Surprisingly, massage therapy fell out of common practice in the Western world until the middle 1800s when the Swedish method of massage was introduced in America and became popular. Massage fell from popularity again in the 1930s and 40s as modern medicine came to be seen as a cure-all. However, by the 1960s and 70s massage came to be used more and more for its medical and therapeutic benefits. There are now over 80 different methods of massage that are officially recognized, and Americans spend anywhere from $6 billion to $11 billion each year on massage therapy.
Indeed, it seems difficult now to imagine the more than 39,000,000 people who will receive massage in the United States this year not receiving massage next year. And why would they?
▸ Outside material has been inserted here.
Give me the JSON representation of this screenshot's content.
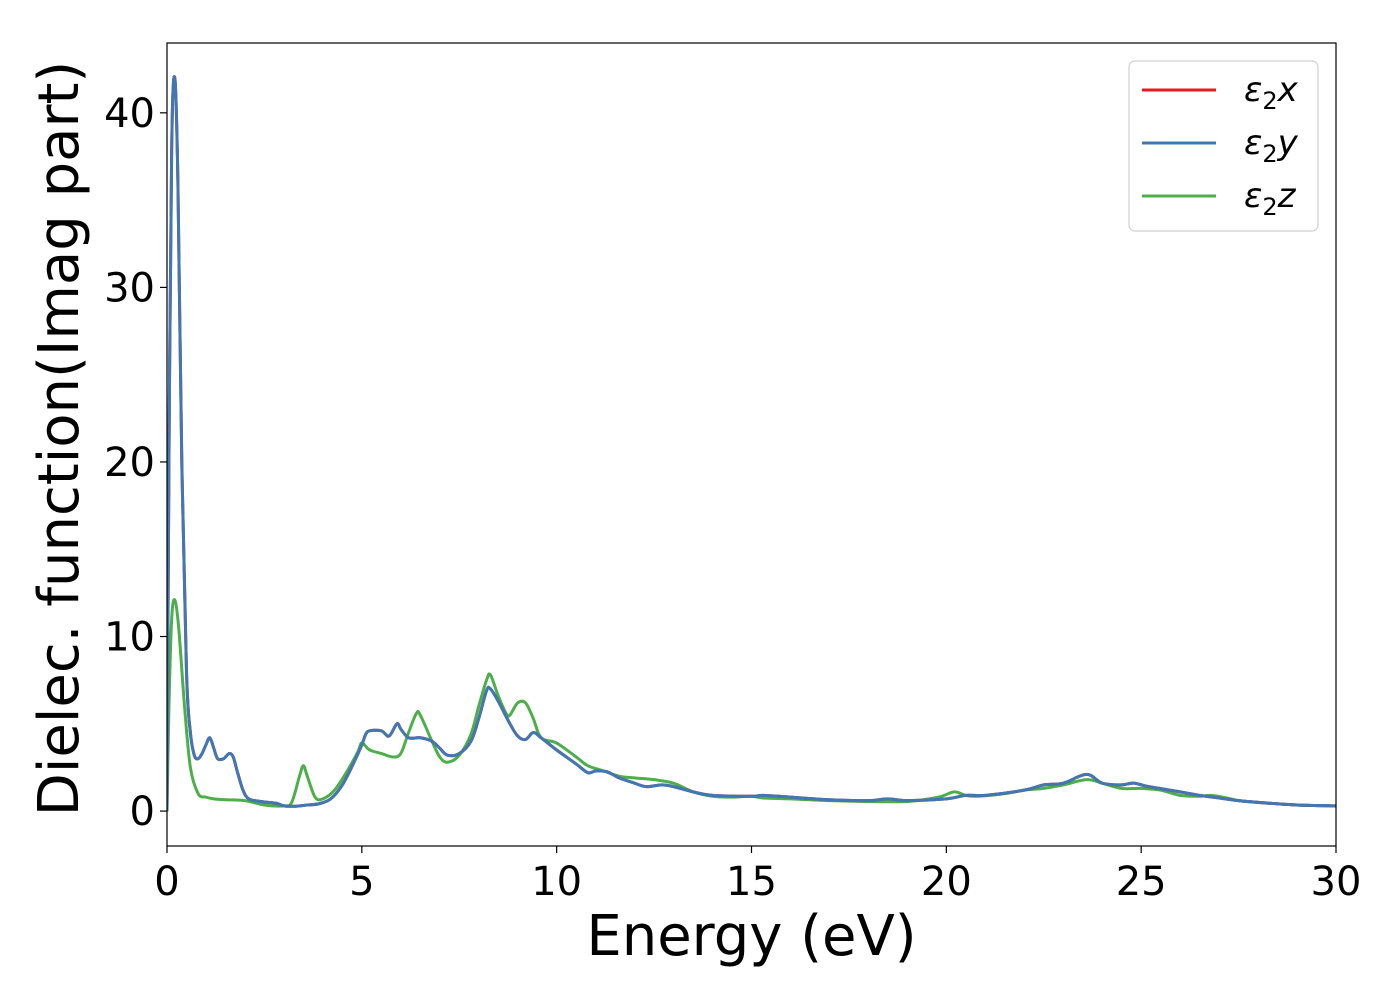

Massage’s medical benefits are numerous, proven to, among other things, relieve back pain, lower blood pressure, treat migraines, ease post-operative pain, while also reducing anxiety and leading to a higher quality of life. With life’s stresses seemingly constantly on the rise, ancient practices will most likely continue to be perfected and used to treat modern day ills. This means that the number of people searching for a physician who can give them the “rubbing” that Hippocrates deemed so essential will no doubt continue to grow.